Eight weeks into its inaugural season, the Alliance of American Football has suspended its operations.
“I am extremely disappointed to learn Tom Dundon has decided to suspend all football operations of the Alliance of American Football,” Bill Polian, who co-founded the league with Charlie Ebersol, said in a statement Tuesday.
“When Mr. Dundon took over, it was the belief of my co-founder, Charlie Ebersol, and myself that we would finish the season, pay our creditors, and make the necessary adjustments to move forward in a manner that made economic sense for all. The momentum generated by our players, coaches and football staff had us well positioned for future success. Regrettably, we will not have that opportunity.”

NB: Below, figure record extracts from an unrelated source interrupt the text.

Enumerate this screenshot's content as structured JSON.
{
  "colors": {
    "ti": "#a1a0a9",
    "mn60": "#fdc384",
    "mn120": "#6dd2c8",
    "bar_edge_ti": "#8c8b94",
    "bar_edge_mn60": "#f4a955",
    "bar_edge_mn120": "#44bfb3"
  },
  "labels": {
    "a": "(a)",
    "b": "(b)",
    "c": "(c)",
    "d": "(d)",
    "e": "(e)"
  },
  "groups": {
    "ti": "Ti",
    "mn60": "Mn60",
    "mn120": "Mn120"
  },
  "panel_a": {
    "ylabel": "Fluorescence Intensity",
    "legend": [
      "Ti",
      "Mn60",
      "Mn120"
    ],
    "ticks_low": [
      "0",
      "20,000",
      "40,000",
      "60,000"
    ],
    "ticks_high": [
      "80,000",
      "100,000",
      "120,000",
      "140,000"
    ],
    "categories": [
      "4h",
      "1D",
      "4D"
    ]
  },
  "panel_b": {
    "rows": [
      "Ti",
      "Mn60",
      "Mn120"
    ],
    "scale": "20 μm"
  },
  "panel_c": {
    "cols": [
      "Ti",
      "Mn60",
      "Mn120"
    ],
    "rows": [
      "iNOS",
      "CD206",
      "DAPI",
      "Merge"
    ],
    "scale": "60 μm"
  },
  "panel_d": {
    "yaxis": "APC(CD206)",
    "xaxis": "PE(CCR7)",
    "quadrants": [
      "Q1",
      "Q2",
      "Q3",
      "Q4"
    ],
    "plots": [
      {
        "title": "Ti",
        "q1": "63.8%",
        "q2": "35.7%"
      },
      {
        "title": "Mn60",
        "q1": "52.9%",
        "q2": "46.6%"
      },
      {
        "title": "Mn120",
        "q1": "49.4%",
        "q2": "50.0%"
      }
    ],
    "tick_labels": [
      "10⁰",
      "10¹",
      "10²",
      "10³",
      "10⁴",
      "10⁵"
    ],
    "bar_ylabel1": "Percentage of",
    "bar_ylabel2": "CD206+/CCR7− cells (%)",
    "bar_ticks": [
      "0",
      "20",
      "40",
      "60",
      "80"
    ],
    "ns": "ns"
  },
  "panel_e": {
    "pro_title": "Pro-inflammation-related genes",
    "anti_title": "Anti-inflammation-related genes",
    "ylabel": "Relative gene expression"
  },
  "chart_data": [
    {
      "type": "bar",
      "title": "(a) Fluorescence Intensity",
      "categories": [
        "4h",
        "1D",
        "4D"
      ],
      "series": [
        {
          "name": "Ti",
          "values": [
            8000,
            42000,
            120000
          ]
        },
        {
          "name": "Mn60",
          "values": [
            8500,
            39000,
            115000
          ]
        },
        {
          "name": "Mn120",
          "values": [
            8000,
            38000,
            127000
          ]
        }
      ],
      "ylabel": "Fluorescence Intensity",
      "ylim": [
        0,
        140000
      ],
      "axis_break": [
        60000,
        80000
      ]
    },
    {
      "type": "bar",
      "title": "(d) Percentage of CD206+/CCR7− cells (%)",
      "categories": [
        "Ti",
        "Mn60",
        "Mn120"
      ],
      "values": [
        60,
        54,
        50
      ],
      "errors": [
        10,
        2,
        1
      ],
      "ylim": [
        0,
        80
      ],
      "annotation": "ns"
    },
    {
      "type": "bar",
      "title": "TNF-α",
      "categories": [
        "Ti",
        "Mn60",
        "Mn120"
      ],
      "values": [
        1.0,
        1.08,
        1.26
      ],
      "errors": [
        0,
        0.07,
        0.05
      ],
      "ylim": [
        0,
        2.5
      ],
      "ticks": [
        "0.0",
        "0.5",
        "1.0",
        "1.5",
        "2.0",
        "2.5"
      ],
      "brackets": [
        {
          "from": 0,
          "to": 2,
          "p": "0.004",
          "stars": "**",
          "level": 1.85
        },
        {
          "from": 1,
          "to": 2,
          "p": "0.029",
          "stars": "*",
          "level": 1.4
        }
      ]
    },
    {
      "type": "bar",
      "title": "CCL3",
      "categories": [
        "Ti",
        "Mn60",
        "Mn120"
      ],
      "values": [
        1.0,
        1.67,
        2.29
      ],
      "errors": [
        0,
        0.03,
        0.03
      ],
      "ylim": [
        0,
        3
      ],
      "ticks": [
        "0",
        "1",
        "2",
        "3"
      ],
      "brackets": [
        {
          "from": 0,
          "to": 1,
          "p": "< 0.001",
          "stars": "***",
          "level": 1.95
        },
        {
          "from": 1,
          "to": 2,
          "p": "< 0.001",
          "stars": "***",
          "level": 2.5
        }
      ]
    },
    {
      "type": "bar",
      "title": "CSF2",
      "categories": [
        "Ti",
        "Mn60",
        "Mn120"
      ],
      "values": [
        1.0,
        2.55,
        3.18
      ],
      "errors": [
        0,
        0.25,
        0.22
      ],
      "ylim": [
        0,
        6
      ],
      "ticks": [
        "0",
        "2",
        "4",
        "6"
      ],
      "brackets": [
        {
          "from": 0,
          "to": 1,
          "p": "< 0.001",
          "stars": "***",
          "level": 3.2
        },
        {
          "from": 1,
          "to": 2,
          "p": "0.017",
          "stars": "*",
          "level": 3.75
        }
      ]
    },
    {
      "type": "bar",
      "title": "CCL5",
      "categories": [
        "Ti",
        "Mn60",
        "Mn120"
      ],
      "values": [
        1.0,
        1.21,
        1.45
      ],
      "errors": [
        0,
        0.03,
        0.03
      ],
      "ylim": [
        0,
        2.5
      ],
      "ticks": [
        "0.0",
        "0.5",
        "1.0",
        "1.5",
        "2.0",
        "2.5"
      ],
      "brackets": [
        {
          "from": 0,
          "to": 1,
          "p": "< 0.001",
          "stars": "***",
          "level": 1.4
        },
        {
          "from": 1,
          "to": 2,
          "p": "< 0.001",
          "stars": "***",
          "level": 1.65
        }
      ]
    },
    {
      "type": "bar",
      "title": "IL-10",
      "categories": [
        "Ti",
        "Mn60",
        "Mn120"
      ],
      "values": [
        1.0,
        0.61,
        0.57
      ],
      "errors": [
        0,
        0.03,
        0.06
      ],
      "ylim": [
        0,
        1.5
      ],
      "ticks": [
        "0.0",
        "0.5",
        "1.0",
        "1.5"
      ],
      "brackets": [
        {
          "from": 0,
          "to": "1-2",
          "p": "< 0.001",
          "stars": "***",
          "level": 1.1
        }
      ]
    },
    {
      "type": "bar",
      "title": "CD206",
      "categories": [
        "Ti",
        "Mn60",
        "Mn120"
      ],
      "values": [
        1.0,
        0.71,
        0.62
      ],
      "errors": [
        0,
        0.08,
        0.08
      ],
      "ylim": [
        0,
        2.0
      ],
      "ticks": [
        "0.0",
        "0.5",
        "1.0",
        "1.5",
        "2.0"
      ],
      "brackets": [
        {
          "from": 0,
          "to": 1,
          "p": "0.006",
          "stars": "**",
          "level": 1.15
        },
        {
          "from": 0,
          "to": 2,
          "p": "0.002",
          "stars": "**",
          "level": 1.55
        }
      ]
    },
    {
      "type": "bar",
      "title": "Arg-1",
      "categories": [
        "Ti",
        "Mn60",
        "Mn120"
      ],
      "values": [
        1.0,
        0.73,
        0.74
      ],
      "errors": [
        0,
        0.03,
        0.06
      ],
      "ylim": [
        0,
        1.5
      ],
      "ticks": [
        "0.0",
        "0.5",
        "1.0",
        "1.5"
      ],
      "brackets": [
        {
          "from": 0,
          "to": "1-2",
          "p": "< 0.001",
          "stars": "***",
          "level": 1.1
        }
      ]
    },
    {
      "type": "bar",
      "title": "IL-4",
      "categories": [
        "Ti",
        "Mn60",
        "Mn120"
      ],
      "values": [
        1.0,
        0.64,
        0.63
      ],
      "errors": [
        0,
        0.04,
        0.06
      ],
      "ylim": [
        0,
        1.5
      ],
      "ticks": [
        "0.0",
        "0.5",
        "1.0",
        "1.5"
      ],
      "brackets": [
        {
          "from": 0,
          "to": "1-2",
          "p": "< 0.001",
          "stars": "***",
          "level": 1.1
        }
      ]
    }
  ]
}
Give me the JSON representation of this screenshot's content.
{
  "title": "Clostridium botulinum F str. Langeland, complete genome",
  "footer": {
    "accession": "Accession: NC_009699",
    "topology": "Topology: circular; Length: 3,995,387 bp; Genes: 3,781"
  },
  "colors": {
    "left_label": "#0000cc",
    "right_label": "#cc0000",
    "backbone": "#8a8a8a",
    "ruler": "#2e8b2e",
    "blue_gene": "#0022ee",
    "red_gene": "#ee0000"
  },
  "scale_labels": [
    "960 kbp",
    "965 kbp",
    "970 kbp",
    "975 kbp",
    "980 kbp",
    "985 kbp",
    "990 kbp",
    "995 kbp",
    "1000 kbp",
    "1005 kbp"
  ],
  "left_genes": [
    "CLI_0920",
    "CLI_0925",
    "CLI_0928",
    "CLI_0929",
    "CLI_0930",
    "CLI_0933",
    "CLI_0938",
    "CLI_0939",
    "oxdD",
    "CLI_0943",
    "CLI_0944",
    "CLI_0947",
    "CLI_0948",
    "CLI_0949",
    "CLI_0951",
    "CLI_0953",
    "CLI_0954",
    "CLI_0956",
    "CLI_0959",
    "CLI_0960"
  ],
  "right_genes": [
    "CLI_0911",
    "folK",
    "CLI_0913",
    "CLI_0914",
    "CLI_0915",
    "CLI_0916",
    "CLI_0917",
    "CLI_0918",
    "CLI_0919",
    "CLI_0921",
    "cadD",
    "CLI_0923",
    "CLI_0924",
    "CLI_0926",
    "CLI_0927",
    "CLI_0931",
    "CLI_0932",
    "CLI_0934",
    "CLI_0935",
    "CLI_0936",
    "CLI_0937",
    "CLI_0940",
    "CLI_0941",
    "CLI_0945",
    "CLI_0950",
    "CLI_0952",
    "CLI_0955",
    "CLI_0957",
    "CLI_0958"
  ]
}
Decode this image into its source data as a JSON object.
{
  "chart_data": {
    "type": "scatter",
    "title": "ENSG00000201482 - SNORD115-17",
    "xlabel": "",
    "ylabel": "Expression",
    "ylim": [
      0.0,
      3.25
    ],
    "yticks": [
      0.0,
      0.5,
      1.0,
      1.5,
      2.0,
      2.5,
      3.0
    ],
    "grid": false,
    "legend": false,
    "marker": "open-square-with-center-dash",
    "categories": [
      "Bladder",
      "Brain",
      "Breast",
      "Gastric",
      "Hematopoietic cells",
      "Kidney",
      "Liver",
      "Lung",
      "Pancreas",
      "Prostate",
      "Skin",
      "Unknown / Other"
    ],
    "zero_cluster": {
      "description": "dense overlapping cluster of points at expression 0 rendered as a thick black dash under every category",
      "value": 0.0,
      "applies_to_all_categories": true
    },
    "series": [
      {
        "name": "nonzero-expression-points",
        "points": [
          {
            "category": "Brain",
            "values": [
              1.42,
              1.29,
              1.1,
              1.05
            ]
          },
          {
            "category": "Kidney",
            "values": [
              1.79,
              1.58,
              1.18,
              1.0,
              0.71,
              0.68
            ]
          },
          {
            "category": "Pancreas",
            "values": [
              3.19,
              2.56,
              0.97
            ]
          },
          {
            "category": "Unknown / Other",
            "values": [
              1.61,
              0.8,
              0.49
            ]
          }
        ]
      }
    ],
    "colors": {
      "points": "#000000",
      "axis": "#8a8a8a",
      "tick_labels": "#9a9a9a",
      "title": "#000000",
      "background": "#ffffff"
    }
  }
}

Representatives for the AAF did not immediately return TheWrap’s request for comment. You can read Polian’s full statement below:
AAF co-founder Bill Polian issues strong statement after new owner Tom Dundon shuts league down. pic.twitter.com/YwFWaLFwwl
— Darren Rovell (@darrenrovell) April 2, 2019
Dundon, who became the majority chairman of the AAF last month, said last week that the league was in jeopardy of folding after not getting buy-in from the NFL Players Association.
The league’s long-term plan was to fashion itself as a development league — much like the now-defunct NFL Europe — but Dundon told The USA Today that the NFL Players Association wasn’t cooperating.
“If the players union is not going to give us young players, we can’t be a development league,” Dundon said. “We are looking at our options, one of which is discontinuing the league.” Dundon, who owns the NHL’s Carolina Hurricanes, assumed control of the AAF after he invested $250 million.
NFL players, even those on practice squads, are free to join the AAF at any time, but the AAF would need the NFLPA’s cooperation to acquire a practice-squad player who currently is signed to a futures contract (essentially a contract that guarantees them an invite to training camp but doesn’t take effect unless they are on the roster at the start of the season).
The NFL has rules in the Collective Bargaining Agreement that limit the amount of contact-football that players on NFL contracts are allowed to do during the offseason.
The AAF has an expansive TV presence for a league in its first year, airing games on CBS, CBS Sports Network, TNT and the NFL Network.
The AAF featured eight teams with 52-player rosters playing a 10-week regular season schedule beginning Feb. 9 on CBS, followed by two playoff rounds and was supposed to culminate with the championship game at Sam Boyd Stadium in Las Vegas on April 27.
The AAF going belly-up could be good news for the XFL, the Vince McMahon-owned league that is attempting a comeback next season. Like the AAF, the original XFL lasted just one season in 2001. The rebooted XFL is scheduled to begin play on Feb. 8 and 9, 2020, the weekend following Super Bowl LIV in South Florida.
McMahon announced the XFL’s relaunch back in January, promising a “fan-centric, innovative experience” that includes “shorter, fast-paced games and a family-friendly environment.”
The first edition of the XFL was a disaster for McMahon and NBC, which aired the league’s only season in 2001. The original XFL was beset by poor play and even worse TV ratings — in 2001, NBC did not yet have “Sunday Night Football” which aired on ESPN at the time.